Genoa Keawe

Native Hawaiian Singer/Ukulele Player
Woman holding a ukelele.

Photo by Tom Pich

Bio

The human voice has always been at the center of Native Hawaiian music, from the ancient mele chant to the lively social music known by the pidgin term chalangalang. With the rise of radio and the recording industry in the first half of the 20th century came the opportunity for chalangalang musicians to be recorded and heard more widely. Some of the most successful recording artists became the models for the tradition in the second half of the century. "Auntie Genoa" Keawe was among the most celebrated and influential of these models.

Born in 1918 in the area of Oahu known as Kaka'ako, she began her music training at age 10 when she began singing in the choir of the Mormon Church. She left school after the eighth grade, married her husband Edward when she was 16 and began her family of 12 children. She learned the Hawaiian language from her mother-in-law and began singing Hawaiian music in both Hawaiian and English for military clubs prior to World War II. She also appeared on the radio with John Kamealoha Almeida and with the Honolulu Rapid Transit musicians. Alice Namakelua particularly helped her with her Hawaiian language phrasing and vocal style. In 1946, she recorded the first of over 140 singles on the 49th State record label, and her group, known as Genoa Keawe and Her Hula Maids and Genoa Keawe and Her Polynesians, backed up other singers on many other recordings. Many of her songs, recorded from the late 1940s to the early 1960s, became mainstays of the Hawaiian music repertoire and have been reissued on more recent recording anthologies. In 1966, she started her own record company, Genoa Keawe Records. Hawaiian ethnomusicologist Amy K. Stillman describes Keawe's importance to Hawaiian music: "In addition to her unrivalled falsetto technique, bell-like yodeling, and her trademark ability to hold high notes for over two minutes, Genoa Keawe is particularly significant for her focus on presenting repertoire for modern hula, i.e., hula performed to westernized melodies and the accompaniment of western instruments such as guitar and ukulele. She operated a hula studio in Pauoa for many years, and has served as a resource for scores of Hawaiian musicians throughout a career that has spanned over 50 years." Her warm, caring personality earned her the nickname "Auntie Genoa" -- accepted and used by all her admirers to this day -- early in her career.

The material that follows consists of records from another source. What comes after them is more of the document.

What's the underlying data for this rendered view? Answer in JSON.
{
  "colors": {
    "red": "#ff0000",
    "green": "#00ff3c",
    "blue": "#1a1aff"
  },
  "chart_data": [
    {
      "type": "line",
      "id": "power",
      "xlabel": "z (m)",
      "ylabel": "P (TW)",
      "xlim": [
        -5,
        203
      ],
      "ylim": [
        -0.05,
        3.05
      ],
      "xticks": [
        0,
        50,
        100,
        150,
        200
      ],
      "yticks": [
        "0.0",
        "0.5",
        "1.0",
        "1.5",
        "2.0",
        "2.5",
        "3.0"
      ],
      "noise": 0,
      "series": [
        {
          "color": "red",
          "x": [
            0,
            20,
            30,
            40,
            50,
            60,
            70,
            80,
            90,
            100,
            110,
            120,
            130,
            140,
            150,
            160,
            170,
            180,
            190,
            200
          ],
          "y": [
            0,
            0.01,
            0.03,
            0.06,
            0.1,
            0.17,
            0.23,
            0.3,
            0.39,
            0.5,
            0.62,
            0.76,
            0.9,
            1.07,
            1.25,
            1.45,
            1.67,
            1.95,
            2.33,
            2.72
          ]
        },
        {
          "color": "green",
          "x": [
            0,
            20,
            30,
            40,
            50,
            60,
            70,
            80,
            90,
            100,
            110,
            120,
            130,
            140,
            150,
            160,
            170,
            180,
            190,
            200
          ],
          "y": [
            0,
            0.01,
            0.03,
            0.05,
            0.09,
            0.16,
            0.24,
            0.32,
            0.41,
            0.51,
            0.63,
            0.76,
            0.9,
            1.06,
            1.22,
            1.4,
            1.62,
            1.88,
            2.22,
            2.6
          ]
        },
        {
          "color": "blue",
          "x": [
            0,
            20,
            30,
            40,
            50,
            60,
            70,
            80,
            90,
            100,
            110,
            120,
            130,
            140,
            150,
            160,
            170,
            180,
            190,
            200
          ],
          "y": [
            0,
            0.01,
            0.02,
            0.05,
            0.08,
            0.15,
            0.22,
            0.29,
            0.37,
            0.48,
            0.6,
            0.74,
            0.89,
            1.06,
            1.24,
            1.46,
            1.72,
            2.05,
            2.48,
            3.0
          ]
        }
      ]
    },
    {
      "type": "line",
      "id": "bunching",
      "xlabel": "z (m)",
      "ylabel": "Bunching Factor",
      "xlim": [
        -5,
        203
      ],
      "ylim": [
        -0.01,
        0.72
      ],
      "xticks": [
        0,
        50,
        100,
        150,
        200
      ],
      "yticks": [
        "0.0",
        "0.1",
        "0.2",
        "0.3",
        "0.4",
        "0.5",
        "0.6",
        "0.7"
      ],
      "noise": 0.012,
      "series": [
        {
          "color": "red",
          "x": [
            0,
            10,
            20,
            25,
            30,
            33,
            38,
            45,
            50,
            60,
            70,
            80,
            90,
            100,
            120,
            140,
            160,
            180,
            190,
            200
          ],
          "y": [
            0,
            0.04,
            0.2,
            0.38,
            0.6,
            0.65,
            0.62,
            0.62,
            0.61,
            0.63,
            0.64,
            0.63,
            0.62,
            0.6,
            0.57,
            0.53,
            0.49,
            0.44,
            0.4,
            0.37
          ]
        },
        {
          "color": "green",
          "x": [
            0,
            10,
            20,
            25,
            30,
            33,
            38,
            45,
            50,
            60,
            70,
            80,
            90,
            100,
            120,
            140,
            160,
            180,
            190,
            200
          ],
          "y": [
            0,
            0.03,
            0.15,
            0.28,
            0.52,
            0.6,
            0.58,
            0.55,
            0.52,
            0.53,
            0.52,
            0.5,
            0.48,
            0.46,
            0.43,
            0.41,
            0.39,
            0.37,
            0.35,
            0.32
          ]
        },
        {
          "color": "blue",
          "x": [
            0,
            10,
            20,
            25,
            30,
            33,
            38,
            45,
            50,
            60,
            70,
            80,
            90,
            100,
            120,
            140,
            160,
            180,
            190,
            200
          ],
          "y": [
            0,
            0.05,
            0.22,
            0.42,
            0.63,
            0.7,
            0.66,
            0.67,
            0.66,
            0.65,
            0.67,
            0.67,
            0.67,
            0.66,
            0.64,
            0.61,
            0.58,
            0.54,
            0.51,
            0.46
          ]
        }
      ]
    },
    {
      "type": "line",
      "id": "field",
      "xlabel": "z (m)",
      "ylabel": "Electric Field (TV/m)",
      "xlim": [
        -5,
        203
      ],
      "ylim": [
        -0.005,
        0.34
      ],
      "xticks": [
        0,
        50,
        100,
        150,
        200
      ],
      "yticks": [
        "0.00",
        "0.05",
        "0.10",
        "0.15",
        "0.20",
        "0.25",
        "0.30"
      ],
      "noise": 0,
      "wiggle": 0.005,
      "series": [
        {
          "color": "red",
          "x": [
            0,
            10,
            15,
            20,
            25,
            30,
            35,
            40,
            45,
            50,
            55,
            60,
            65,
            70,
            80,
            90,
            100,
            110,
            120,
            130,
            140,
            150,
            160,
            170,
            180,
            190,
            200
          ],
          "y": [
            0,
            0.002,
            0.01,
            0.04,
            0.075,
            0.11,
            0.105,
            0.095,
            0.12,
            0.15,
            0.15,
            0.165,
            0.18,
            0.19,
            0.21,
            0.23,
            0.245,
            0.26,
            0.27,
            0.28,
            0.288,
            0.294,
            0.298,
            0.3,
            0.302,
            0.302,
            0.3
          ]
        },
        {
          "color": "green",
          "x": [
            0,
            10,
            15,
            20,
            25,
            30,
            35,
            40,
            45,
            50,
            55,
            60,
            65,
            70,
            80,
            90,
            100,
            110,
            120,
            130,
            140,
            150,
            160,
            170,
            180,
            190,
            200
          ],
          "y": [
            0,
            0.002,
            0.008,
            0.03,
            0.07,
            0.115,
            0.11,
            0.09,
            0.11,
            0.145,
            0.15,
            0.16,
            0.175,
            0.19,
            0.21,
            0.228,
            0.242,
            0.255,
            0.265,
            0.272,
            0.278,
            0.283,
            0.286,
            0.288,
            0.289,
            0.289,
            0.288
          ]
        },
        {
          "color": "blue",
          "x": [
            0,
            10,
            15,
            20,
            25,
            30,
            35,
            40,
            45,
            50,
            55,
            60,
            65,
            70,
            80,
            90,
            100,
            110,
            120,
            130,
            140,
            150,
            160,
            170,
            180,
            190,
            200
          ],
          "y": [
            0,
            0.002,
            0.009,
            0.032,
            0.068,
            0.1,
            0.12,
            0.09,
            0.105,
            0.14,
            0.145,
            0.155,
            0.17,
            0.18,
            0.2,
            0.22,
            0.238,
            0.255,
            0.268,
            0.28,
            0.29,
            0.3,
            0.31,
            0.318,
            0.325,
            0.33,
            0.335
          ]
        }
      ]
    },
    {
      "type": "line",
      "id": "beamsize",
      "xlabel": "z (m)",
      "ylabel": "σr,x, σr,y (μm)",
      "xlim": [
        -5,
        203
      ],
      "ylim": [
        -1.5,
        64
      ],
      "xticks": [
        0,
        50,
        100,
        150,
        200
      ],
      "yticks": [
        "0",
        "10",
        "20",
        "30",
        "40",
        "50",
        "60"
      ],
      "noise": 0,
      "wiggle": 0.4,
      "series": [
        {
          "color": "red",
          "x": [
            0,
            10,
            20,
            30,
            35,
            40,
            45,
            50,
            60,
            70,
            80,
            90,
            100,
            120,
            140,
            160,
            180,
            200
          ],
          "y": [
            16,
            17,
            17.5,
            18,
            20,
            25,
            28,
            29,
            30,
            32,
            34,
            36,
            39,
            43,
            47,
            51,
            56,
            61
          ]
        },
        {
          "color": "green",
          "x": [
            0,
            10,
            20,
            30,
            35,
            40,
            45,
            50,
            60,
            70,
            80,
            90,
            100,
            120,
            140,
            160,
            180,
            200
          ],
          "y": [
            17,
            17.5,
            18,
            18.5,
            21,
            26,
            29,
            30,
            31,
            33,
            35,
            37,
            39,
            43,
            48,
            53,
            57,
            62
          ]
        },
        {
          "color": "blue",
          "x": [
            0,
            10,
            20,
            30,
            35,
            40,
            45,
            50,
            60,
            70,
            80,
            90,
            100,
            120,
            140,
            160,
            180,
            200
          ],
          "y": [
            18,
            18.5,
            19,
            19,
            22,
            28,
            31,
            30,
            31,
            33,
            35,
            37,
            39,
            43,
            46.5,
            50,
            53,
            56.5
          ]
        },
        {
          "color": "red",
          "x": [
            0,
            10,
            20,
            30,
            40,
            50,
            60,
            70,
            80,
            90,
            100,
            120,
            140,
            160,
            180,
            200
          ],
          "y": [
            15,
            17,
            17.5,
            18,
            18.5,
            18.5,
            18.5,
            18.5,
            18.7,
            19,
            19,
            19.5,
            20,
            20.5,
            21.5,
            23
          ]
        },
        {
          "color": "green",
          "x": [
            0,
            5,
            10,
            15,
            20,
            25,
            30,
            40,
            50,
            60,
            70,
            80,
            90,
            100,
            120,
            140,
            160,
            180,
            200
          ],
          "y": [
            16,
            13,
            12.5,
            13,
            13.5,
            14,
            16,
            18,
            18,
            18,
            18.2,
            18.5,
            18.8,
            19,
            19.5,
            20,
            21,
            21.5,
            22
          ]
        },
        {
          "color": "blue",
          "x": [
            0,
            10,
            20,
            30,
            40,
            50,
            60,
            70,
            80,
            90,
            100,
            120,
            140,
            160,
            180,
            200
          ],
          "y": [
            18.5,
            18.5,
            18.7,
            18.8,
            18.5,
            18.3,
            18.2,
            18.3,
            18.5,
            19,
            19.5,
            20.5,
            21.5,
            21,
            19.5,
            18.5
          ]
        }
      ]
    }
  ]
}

Over her long career she has earned numerous accolades, including multiple Na Hoku Hanohano awards, the Hawaiian music industry's equivalent of the Grammy awards. In 1987, the King Kamehameha Hula Competition was dedicated to her, as was the 1998 Prince Lot Hula Festival. Perhaps her greatest award, though, is her continued ability to sing, her "gift from God," as she puts it. "It's a gift I asked for. . . . I wanted to be a singer, so I prayed every night, and thank God I still have it." At the age of 81, she continues to perform weekly at the Hawaiian Regent Hotel, sharing her gift with others. "Hawaiian music must go on," she says. "As long as Genoa Keawe is alive, it will still live."